All this means that this year, Christmas in Iraq will be "low key," in Karadaghi's words.
Past coexistence
Iraq's Christians once represented a thriving community that lived in relative peace alongside Muslims in both the Arab- and Kurdish-dominated parts of Iraq. But that was during Saddam Hussein's hard-line rule, when secret police and a powerful army mostly suppressed ethnic and religious tensions.
But that's not to say that Iraq was ever a truly safe place for Christians and other religious minorities. Christians — who at their peak accounted for around 5 percent of Iraq's 25 million people — have fared better than, say, Iraq's now-extinct Jewish community, but Christians have been "depleted over time," Hiltermann says. Rising Islamic extremism and ethnic tensions in the 1980s and '90s gradually forced many Christians out of the country. Then the war beginning in 2003 opened the floodgates for refugees. Today, there are some 1.5 million Iraqi refugees in Syria alone — many of them Christians, Karadaghi says. (The Syrian government has put pressure on refugees to return to Iraq, and recently sealed the border to prevent new refugees arriving.) Hundreds of thousands of Iraqi Christians are internally displaced, having fled their traditional homes for communities they perceive to be safer.
In years past, many Christian refugees were displaced by Hussein's campaign to seize land from Iraqi Kurds, an ethnic group that largely opposed his rule and forcibly ejected the Iraqi army from the northern quarter of the country. The oil-rich city of Kirkuk lies just south of the so-called Green Line that marked the northernmost reach of Hussein's army. To ensure that the Green Line did not creep south to encompass Kirkuk and its oil, Hussein launched the Enfal initiative, which stripped Kurds of their land and transferred it to Arab Muslim families loyal to Baghdad.
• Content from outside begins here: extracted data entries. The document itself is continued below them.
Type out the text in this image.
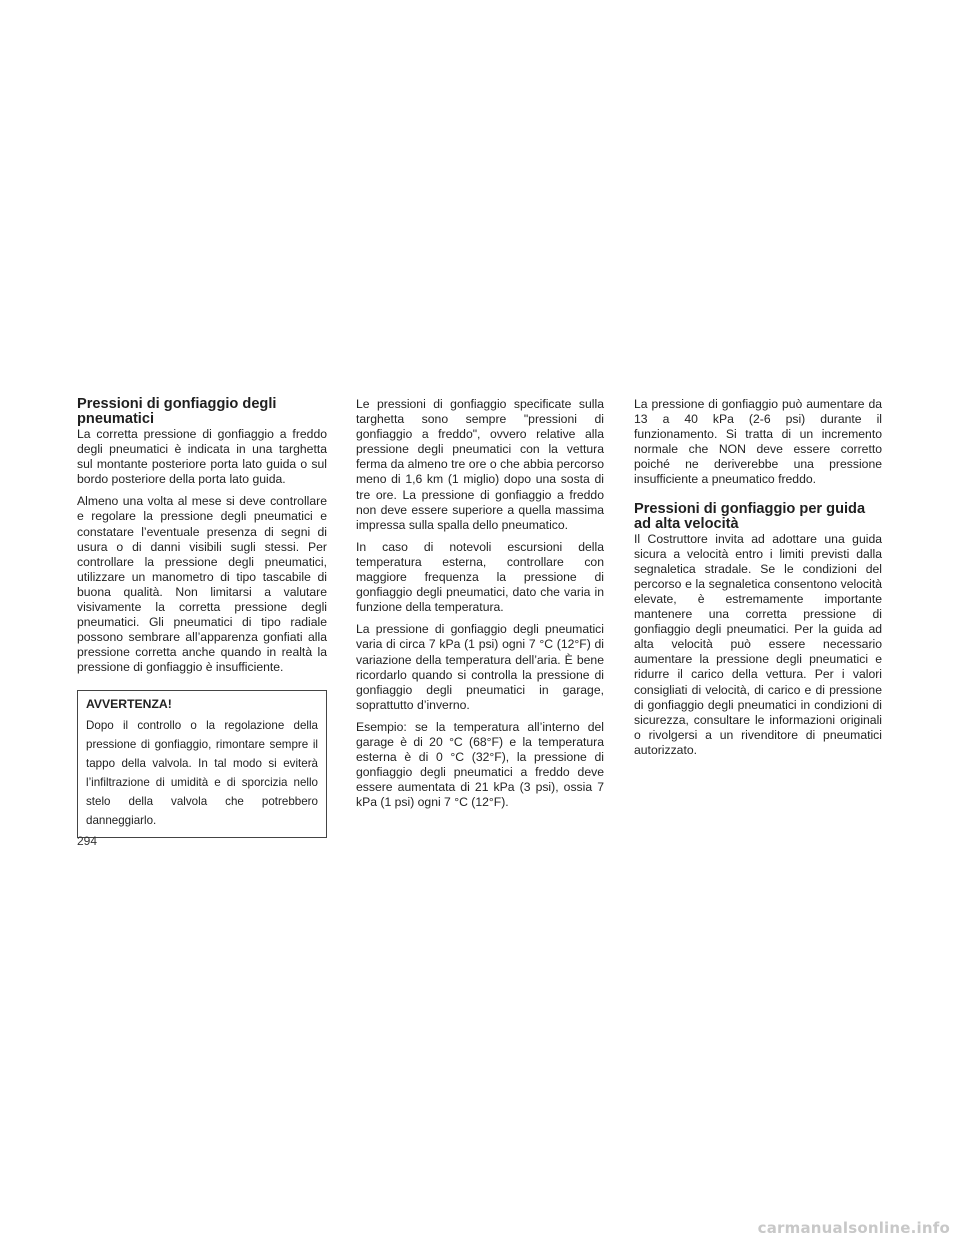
Pressioni di gonfiaggio degli pneumatici

La corretta pressione di gonfiaggio a freddo degli pneumatici è indicata in una targhetta sul montante posteriore porta lato guida o sul bordo posteriore della porta lato guida.

Almeno una volta al mese si deve controllare e regolare la pressione degli pneumatici e constatare l’eventuale presenza di segni di usura o di danni visibili sugli stessi. Per controllare la pressione degli pneumatici, utilizzare un manometro di tipo tascabile di buona qualità. Non limitarsi a valutare visivamente la corretta pressione degli pneumatici. Gli pneumatici di tipo radiale possono sembrare all’apparenza gonfiati alla pressione corretta anche quando in realtà la pressione di gonfiaggio è insufficiente.

AVVERTENZA!
Dopo il controllo o la regolazione della pressione di gonfiaggio, rimontare sempre il tappo della valvola. In tal modo si eviterà l’infiltrazione di umidità e di sporcizia nello stelo della valvola che potrebbero danneggiarlo.

Le pressioni di gonfiaggio specificate sulla targhetta sono sempre "pressioni di gonfiaggio a freddo", ovvero relative alla pressione degli pneumatici con la vettura ferma da almeno tre ore o che abbia percorso meno di 1,6 km (1 miglio) dopo una sosta di tre ore. La pressione di gonfiaggio a freddo non deve essere superiore a quella massima impressa sulla spalla dello pneumatico.

In caso di notevoli escursioni della temperatura esterna, controllare con maggiore frequenza la pressione di gonfiaggio degli pneumatici, dato che varia in funzione della temperatura.

La pressione di gonfiaggio degli pneumatici varia di circa 7 kPa (1 psi) ogni 7 °C (12°F) di variazione della temperatura dell’aria. È bene ricordarlo quando si controlla la pressione di gonfiaggio degli pneumatici in garage, soprattutto d’inverno.

Esempio: se la temperatura all’interno del garage è di 20 °C (68°F) e la temperatura esterna è di 0 °C (32°F), la pressione di gonfiaggio degli pneumatici a freddo deve essere aumentata di 21 kPa (3 psi), ossia 7 kPa (1 psi) ogni 7 °C (12°F).

La pressione di gonfiaggio può aumentare da 13 a 40 kPa (2-6 psi) durante il funzionamento. Si tratta di un incremento normale che NON deve essere corretto poiché ne deriverebbe una pressione insufficiente a pneumatico freddo.

Pressioni di gonfiaggio per guida ad alta velocità

Il Costruttore invita ad adottare una guida sicura a velocità entro i limiti previsti dalla segnaletica stradale. Se le condizioni del percorso e la segnaletica consentono velocità elevate, è estremamente importante mantenere una corretta pressione di gonfiaggio degli pneumatici. Per la guida ad alta velocità può essere necessario aumentare la pressione degli pneumatici e ridurre il carico della vettura. Per i valori consigliati di velocità, di carico e di pressione di gonfiaggio degli pneumatici in condizioni di sicurezza, consultare le informazioni originali o rivolgersi a un rivenditore di pneumatici autorizzato.

294
carmanualsonline.info
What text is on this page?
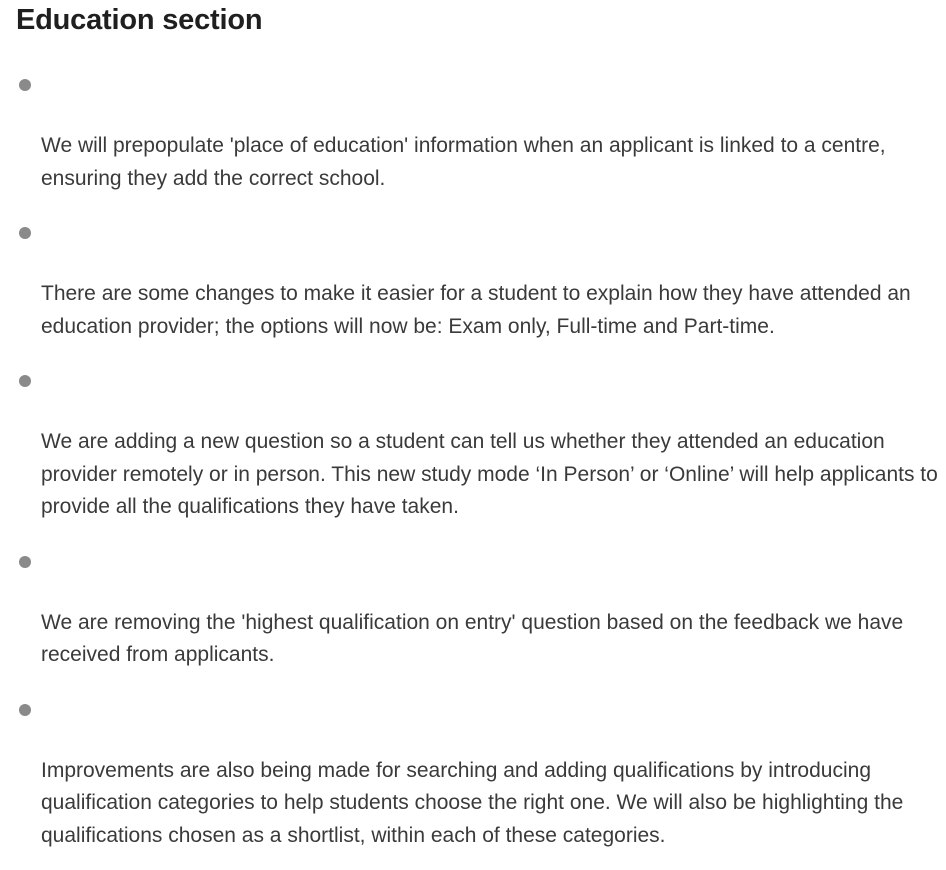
Education section

We will prepopulate 'place of education' information when an applicant is linked to a centre,
ensuring they add the correct school.

There are some changes to make it easier for a student to explain how they have attended an
education provider; the options will now be: Exam only, Full-time and Part-time.

We are adding a new question so a student can tell us whether they attended an education
provider remotely or in person. This new study mode ‘In Person’ or ‘Online’ will help applicants to
provide all the qualifications they have taken.

We are removing the 'highest qualification on entry' question based on the feedback we have
received from applicants.

Improvements are also being made for searching and adding qualifications by introducing
qualification categories to help students choose the right one. We will also be highlighting the
qualifications chosen as a shortlist, within each of these categories.
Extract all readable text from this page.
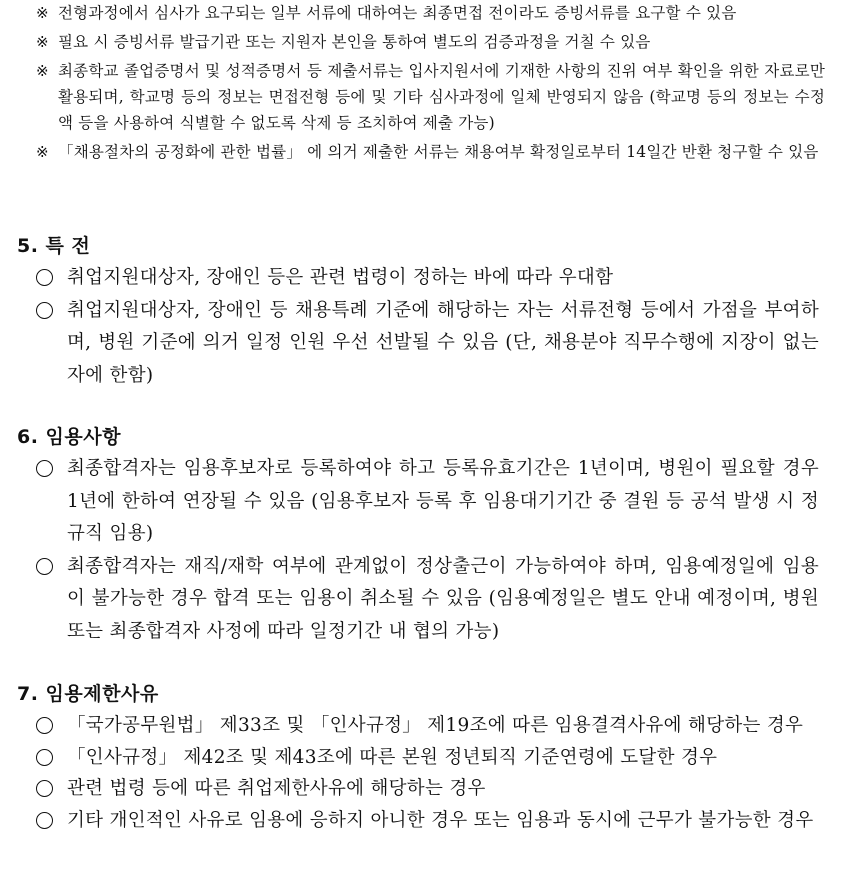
※ 전형과정에서 심사가 요구되는 일부 서류에 대하여는 최종면접 전이라도 증빙서류를 요구할 수 있음
※ 필요 시 증빙서류 발급기관 또는 지원자 본인을 통하여 별도의 검증과정을 거칠 수 있음
※ 최종학교 졸업증명서 및 성적증명서 등 제출서류는 입사지원서에 기재한 사항의 진위 여부 확인을 위한 자료로만 활용되며, 학교명 등의 정보는 면접전형 등에 및 기타 심사과정에 일체 반영되지 않음 (학교명 등의 정보는 수정액 등을 사용하여 식별할 수 없도록 삭제 등 조치하여 제출 가능)
※ 「채용절차의 공정화에 관한 법률」 에 의거 제출한 서류는 채용여부 확정일로부터 14일간 반환 청구할 수 있음
5. 특 전
취업지원대상자, 장애인 등은 관련 법령이 정하는 바에 따라 우대함
취업지원대상자, 장애인 등 채용특례 기준에 해당하는 자는 서류전형 등에서 가점을 부여하며, 병원 기준에 의거 일정 인원 우선 선발될 수 있음 (단, 채용분야 직무수행에 지장이 없는 자에 한함)
6. 임용사항
최종합격자는 임용후보자로 등록하여야 하고 등록유효기간은 1년이며, 병원이 필요할 경우 1년에 한하여 연장될 수 있음 (임용후보자 등록 후 임용대기기간 중 결원 등 공석 발생 시 정규직 임용)
최종합격자는 재직/재학 여부에 관계없이 정상출근이 가능하여야 하며, 임용예정일에 임용이 불가능한 경우 합격 또는 임용이 취소될 수 있음 (임용예정일은 별도 안내 예정이며, 병원 또는 최종합격자 사정에 따라 일정기간 내 협의 가능)
7. 임용제한사유
「국가공무원법」 제33조 및 「인사규정」 제19조에 따른 임용결격사유에 해당하는 경우
「인사규정」 제42조 및 제43조에 따른 본원 정년퇴직 기준연령에 도달한 경우
관련 법령 등에 따른 취업제한사유에 해당하는 경우
기타 개인적인 사유로 임용에 응하지 아니한 경우 또는 임용과 동시에 근무가 불가능한 경우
Enfal was officially long over by the time Hussein's government fell to U.S. troops, but it was only in the invasion's aftermath that many displaced Christians returned to Kirkuk to reclaim their land. Bitter legal battles resulted — battles that Christians are not favored to win. "Most of the files have been sent to Baghdad, and the government has systematically lost them," Karadaghi said. "Christians are having difficulty finding anything relevant to their property."